Mount Sinai scientists are the first to report potentially serious, Parkinson’s-like, side effects related to a CAR-T cell therapy that was recently approved for the treatment of multiple myeloma. The researchers found evidence that these side effects may be directly related to the treatment targeting B cell maturation antigen (BCMA). Their findings were published as a case study in Nature Medicine today.
“This study showed that BCMA-targeted CAR-T cell therapy can cross the blood-brain barrier at least in a subset of patients to cause a progressive neurocognitive and movement disorder. This shows that CAR-T cell therapies, although effective in multiple myeloma, warrant close monitoring for neurotoxicity, especially as such treatments acquire more widespread implementation in multiple myeloma patients,” said Samir Parekh, MBBS, Professor of Medicine (Hematology and Medical Oncology), and Oncological Sciences, at Icahn Mount Sinai and the corresponding author of the case study.
Multiple myeloma is a complex and incurable type of blood plasma cancer that often requires multiple treatments as the disease progresses and becomes resistant to previous therapies, often resulting in chronic disease with periods of acute illness.
CAR-T cell therapy uses genetically engineered chimeric antigen receptor (CAR)-T cells. In this case, the CAR-T cells were used to target the protein BCMA , which is commonly found in multiple myeloma. This therapy, ciltacabtagene autoleucel, has shown impressive response rates in people with particularly complex, treatment-resistant multiple myeloma.
More than three months after finishing a course of BCMA-targeted CAR-T cell therapy, the patient featured in the Mount Sinai case study started showing progressive neurological features of symptoms resembling Parkinson’s disease, including tremors as well as handwriting and gait changes. The patient later died due to complications from infection, and researchers found evidence of BCMA protein in his brain’s basal ganglia and scarring in that area, suggesting that the side effects may have been due to the therapy targeting the BCMA in the brain.
Common side effects of this treatment are related to cytokine release syndrome (CRS) and neurotoxicity—typically reported neurologic symptoms include headache, confusion, hallucinations, dysphasia, ataxia, tremor, and seizures. But these authors point out that there have been reports of three patients with grade 3 or higher parkinsonism in the current phase 2 ciltacabtagene autoleucel trial.

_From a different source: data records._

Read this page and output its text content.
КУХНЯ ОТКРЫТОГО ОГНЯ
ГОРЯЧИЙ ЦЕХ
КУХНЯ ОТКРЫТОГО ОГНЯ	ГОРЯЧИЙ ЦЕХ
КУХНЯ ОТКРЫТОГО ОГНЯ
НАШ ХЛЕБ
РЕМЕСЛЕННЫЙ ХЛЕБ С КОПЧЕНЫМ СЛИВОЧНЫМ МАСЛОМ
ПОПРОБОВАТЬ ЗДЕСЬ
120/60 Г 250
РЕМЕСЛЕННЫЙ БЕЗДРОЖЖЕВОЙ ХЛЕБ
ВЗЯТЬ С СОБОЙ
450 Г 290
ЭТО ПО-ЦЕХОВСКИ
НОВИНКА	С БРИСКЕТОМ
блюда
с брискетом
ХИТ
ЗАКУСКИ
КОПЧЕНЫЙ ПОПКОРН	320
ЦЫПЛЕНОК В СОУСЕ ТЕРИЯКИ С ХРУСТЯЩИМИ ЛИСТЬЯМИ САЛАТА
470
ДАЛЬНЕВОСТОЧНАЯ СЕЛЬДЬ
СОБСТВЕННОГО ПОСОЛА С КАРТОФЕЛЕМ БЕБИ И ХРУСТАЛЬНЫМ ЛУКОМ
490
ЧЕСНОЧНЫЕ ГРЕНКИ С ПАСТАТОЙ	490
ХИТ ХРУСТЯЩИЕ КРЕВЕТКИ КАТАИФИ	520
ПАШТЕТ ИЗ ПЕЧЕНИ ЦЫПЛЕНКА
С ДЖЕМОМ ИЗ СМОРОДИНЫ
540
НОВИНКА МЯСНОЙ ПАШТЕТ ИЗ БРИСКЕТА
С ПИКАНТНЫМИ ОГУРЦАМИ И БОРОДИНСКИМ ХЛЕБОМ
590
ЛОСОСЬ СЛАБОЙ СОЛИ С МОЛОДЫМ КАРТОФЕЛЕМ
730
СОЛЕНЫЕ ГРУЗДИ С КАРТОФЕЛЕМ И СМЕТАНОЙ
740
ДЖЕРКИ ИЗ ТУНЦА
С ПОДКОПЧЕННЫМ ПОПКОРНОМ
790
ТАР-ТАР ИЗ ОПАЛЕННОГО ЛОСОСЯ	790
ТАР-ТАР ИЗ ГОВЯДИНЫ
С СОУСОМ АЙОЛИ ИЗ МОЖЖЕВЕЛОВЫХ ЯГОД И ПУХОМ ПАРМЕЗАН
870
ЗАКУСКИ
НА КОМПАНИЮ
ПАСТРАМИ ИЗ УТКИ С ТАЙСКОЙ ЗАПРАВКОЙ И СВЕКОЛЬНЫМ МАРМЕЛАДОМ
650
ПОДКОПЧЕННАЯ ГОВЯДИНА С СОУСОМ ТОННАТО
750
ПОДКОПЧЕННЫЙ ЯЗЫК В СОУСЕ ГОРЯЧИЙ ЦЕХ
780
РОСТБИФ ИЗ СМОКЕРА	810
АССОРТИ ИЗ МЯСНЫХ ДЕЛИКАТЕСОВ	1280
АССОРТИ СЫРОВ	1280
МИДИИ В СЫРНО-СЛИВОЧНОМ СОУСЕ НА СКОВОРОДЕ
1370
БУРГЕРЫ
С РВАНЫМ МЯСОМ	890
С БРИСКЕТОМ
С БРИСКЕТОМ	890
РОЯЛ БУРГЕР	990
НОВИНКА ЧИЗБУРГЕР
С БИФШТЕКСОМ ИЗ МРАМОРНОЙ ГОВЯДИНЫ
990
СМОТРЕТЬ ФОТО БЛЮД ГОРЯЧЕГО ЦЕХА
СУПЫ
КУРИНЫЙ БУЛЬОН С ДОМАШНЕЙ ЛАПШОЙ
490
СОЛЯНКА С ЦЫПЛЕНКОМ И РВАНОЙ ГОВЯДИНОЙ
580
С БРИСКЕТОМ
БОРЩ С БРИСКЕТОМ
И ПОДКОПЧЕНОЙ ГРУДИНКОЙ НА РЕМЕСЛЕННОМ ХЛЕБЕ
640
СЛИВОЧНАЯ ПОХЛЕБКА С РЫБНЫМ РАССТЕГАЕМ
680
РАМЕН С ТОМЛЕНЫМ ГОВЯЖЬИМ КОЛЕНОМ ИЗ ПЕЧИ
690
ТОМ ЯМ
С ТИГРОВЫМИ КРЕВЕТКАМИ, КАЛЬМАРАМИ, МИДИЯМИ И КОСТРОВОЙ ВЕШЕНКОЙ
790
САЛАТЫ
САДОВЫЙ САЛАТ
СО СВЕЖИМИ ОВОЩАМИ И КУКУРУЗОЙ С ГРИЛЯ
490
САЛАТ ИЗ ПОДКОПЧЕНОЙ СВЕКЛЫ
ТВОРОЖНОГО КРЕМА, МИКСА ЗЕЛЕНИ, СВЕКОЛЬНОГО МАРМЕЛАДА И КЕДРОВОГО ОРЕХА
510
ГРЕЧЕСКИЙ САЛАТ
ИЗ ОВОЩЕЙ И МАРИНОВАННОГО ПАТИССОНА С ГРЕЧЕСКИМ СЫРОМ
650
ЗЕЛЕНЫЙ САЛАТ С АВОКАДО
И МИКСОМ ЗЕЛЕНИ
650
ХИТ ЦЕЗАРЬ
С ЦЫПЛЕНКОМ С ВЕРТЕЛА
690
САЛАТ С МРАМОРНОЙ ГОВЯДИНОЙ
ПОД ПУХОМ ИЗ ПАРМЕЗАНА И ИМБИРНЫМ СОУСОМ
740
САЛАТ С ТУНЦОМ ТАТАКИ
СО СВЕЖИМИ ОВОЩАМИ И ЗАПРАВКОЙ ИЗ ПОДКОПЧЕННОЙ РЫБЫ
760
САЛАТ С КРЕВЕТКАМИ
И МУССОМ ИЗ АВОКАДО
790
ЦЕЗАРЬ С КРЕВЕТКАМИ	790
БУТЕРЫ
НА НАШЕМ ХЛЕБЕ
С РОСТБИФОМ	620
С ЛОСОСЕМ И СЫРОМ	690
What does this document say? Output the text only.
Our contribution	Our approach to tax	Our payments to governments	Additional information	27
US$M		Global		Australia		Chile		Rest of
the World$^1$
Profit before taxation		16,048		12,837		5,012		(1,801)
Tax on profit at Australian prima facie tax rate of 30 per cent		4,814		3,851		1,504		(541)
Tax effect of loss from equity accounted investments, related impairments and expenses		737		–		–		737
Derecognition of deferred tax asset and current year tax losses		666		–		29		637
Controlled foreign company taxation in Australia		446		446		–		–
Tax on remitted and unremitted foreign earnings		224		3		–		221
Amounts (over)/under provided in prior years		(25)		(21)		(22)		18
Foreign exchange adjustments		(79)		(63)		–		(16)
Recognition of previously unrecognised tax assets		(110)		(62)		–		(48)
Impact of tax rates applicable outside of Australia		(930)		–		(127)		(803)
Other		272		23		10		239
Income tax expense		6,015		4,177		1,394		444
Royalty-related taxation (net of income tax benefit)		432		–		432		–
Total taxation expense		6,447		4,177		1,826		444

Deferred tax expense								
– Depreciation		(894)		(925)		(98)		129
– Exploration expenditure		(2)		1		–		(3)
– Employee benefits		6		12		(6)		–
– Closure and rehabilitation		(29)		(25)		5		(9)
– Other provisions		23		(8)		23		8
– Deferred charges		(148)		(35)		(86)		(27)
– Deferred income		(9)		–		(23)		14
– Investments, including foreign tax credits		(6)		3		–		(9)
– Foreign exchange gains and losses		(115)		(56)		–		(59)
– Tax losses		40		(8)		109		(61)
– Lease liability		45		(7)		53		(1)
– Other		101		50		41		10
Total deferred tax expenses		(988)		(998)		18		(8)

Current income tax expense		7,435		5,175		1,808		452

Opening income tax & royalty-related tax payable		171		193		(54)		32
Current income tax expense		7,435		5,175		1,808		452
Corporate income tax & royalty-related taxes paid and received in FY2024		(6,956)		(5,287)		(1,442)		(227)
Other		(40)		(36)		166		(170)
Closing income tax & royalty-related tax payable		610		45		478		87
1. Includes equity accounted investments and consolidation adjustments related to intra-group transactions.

“Our findings will impact the risk-benefit assessment of BCMA-targeted CAR-T cell therapy for multiple myeloma and have already led to improved monitoring and proactive management of neurologic adverse events across clinical trials of BCMA-targeted therapy,” said Oliver Van Oekelen, M.D., Ph.D. student at the Icahn School of Medicine at Mount Sinai and the first author of the manuscript.

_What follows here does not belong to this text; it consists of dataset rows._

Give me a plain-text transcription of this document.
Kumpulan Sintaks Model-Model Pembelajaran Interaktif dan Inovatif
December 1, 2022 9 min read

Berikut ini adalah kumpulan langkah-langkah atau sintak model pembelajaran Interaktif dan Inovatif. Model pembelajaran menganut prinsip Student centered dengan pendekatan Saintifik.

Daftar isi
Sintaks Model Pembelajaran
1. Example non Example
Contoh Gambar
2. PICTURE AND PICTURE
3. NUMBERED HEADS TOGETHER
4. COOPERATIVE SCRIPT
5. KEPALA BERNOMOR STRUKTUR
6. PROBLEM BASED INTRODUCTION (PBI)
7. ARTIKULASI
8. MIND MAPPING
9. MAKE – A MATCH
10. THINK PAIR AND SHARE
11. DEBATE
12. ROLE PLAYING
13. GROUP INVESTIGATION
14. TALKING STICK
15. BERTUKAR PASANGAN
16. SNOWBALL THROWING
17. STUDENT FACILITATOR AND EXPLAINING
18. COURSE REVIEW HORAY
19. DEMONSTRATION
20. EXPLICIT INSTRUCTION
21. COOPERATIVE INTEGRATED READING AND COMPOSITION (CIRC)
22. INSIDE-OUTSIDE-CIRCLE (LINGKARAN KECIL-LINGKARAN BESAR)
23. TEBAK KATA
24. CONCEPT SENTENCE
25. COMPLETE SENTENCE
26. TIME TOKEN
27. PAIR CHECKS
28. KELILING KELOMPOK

BCMA-targeted CAR-T therapy and similar immunotherapies are being used or tested in other types of cancers.
In this study, researchers analyzed clinical data, blood, spinal fluid, and brain samples after the CAR-T infusion. Mount Sinai’s Human Immune Monitoring Center, led by Miriam Merad, M.D., Ph.D., found CAR-T cells in the blood and spinal fluid, this led scientists to believe that CAR-T cells targeting the basal ganglia and infiltrating the brain caused the Parkinson’s-like symptoms.
Though these findings are limited by the inherent fact that this is a case study on a single patient’s reaction, a clinical trial of a BMCA-targeted CAR-T therapy has also reported that five percent of patients in the trial experienced movement and neurocognitive treatment-related adverse effects. Researchers also found evidence of BCMA expression in the brains of healthy individuals.